A lot of people think it’s a good thing to get a big refund check come April 15th, but it’s silly to treat the IRS like a savings account when you’re getting no benefit from your money. If you reduced your withholding and had that money in your hand throughout the year, you could at least put it in a savings account that pays interest and get some kind of return on your investment. The best strategy is to simply send in a check at the end of the year, and only pay exactly what you owe.
If your bank charges overdraft fees, see if you can use an advance from a credit card or savings account to cover any check that might otherwise bounce — if you get hit with a double fee for using another bank’s ATM, take a second to locate a fee-free machine before extracting cash — shop around to avoid charges for a low balance, an excessive number of transactions, or “extra” services. And there’s no reason on earth to pay an annual fee for a credit card, exorbitant rates for foreign transactions, cash advances, or balance transfers.

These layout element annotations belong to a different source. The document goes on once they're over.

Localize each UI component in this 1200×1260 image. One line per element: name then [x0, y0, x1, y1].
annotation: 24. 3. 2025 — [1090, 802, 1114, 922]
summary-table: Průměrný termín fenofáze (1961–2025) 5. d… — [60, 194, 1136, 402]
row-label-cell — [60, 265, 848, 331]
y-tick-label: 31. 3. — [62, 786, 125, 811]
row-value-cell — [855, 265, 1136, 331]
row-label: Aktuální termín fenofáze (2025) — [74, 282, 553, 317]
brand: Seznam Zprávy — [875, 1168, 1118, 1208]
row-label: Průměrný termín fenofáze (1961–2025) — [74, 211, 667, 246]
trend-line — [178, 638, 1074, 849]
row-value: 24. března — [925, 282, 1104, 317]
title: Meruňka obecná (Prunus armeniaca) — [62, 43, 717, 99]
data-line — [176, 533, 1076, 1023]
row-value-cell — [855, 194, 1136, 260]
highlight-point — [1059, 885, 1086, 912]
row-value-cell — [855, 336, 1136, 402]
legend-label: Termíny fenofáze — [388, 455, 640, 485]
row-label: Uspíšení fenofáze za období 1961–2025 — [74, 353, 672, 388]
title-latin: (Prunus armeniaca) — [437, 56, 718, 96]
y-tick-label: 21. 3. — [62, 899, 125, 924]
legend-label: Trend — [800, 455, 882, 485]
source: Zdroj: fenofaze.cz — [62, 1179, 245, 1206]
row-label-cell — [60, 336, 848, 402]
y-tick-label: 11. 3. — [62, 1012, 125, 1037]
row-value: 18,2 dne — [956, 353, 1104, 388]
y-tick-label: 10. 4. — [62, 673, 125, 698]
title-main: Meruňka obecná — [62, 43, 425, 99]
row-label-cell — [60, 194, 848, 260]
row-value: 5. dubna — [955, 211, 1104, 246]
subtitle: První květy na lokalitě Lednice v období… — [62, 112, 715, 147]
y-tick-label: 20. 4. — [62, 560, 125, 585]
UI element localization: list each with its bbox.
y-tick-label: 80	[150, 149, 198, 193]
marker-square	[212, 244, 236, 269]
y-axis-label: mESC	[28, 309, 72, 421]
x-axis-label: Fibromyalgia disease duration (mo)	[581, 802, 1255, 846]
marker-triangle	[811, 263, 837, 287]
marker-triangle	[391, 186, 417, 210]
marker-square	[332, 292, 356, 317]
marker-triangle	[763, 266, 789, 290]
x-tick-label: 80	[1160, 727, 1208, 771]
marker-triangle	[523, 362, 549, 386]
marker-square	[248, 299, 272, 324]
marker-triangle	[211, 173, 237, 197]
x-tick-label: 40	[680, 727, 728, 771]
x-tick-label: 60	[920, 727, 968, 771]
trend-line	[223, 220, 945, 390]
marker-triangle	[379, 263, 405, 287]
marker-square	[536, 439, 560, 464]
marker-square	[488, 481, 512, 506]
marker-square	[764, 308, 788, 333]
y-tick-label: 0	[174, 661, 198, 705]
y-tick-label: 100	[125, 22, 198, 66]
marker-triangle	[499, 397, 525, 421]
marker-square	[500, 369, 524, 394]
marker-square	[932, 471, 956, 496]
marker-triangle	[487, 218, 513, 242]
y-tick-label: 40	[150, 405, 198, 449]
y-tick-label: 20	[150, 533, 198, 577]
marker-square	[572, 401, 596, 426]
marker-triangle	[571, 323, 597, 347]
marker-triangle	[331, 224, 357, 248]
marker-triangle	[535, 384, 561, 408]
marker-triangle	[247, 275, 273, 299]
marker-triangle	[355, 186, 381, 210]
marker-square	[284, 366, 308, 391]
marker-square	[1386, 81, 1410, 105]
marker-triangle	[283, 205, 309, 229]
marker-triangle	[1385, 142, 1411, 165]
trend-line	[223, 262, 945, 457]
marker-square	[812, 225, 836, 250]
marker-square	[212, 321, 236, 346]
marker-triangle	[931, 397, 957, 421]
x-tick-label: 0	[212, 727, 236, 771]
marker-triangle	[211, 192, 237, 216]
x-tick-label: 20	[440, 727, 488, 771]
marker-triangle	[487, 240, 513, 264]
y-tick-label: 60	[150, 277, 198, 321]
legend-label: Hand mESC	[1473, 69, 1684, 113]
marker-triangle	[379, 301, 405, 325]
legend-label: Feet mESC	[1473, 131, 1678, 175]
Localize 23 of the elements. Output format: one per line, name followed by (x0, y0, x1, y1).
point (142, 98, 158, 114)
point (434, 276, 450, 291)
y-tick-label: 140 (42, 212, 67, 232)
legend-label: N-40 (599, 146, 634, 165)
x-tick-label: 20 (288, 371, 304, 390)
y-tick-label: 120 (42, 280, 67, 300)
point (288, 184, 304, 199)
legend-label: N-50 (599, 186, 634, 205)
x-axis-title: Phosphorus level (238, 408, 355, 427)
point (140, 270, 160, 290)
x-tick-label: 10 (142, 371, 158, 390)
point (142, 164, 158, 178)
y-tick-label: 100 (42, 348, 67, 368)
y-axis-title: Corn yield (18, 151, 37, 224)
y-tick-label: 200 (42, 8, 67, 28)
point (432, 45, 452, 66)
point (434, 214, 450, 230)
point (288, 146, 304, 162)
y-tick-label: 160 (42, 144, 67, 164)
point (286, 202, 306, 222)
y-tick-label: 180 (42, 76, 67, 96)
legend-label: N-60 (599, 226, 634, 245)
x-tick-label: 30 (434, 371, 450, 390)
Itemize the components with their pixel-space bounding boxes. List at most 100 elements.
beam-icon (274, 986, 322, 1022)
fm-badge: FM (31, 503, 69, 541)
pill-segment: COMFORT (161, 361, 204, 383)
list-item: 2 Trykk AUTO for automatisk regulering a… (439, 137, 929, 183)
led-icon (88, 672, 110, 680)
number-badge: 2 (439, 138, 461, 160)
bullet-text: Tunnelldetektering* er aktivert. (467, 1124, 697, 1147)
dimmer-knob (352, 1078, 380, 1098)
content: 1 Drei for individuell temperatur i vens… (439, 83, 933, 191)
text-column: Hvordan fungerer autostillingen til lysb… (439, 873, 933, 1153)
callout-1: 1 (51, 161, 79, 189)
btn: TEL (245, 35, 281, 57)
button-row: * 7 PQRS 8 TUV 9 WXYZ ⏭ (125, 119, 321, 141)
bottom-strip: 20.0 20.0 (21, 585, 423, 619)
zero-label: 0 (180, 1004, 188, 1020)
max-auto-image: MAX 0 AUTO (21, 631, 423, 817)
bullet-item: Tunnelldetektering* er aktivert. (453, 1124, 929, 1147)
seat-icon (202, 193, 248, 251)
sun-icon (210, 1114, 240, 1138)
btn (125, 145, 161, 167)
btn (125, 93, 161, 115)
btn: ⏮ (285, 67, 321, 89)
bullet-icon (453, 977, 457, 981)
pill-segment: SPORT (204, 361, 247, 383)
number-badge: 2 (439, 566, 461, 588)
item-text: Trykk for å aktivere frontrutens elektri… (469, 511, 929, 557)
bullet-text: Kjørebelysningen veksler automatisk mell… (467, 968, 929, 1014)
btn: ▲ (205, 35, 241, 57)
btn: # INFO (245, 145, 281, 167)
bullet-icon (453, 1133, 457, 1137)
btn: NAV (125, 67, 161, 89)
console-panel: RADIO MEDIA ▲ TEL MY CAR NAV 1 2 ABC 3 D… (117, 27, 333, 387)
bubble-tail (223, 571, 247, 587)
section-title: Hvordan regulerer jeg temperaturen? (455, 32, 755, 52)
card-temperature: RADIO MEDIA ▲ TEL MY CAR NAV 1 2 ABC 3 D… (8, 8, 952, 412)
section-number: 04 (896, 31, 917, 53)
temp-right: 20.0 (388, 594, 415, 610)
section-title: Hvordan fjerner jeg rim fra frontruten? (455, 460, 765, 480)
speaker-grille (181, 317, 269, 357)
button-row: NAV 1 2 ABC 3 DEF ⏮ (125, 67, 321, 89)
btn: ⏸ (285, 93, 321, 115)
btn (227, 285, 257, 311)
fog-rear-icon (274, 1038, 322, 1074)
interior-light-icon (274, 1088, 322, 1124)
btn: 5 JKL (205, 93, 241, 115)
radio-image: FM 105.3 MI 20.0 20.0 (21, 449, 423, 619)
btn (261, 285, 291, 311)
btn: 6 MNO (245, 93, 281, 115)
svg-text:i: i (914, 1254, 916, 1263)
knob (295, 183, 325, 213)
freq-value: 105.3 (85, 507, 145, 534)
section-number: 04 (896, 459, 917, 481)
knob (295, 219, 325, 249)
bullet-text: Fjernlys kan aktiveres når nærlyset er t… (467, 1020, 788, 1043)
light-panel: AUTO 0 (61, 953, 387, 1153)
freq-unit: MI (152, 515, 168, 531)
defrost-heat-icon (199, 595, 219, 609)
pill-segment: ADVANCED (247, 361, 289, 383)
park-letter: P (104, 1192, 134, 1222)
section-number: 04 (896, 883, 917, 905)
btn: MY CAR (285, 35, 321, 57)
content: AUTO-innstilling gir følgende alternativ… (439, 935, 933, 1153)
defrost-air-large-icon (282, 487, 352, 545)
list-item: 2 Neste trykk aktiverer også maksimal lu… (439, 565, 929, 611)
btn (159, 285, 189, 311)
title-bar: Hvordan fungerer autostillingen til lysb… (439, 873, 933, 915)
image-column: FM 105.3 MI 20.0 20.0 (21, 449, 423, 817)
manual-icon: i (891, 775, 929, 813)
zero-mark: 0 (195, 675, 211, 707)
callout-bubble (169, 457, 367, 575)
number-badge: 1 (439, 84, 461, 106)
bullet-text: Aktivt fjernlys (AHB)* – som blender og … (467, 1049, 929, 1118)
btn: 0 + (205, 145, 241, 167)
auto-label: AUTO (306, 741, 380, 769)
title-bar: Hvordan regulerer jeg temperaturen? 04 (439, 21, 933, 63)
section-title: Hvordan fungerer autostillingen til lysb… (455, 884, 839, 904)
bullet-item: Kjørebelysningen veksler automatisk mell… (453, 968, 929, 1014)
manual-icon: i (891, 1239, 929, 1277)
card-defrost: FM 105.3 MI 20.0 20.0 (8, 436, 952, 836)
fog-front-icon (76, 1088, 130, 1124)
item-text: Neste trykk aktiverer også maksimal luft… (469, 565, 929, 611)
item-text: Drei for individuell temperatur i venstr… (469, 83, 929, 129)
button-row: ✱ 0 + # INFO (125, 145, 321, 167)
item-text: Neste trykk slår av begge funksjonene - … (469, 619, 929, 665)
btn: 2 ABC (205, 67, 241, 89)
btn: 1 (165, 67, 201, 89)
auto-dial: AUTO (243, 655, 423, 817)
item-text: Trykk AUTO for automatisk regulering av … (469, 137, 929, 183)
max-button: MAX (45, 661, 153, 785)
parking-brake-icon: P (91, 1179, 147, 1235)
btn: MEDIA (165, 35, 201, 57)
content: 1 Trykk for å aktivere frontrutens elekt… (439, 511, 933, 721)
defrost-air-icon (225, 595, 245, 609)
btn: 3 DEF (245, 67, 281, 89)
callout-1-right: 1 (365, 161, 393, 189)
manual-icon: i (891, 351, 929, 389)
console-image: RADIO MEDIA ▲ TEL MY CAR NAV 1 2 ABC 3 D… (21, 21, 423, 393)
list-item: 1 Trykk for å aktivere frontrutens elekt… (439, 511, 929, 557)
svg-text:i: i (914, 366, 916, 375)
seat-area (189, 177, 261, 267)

Many of the companies with whom you currently do business offer unadvertised discounts, so get in the habit of quizzing them about your options. Can you save on insurance rates by having all of your policies under one carrier? Because you have a smoke detector or car alarm? Will your doctor give you a better price on health care services if you pay cash up front and file with the insurance company yourself? Can you get a break on a monthly service if you pay for a year’s worth in advance? You’ll never know if you don’t ask!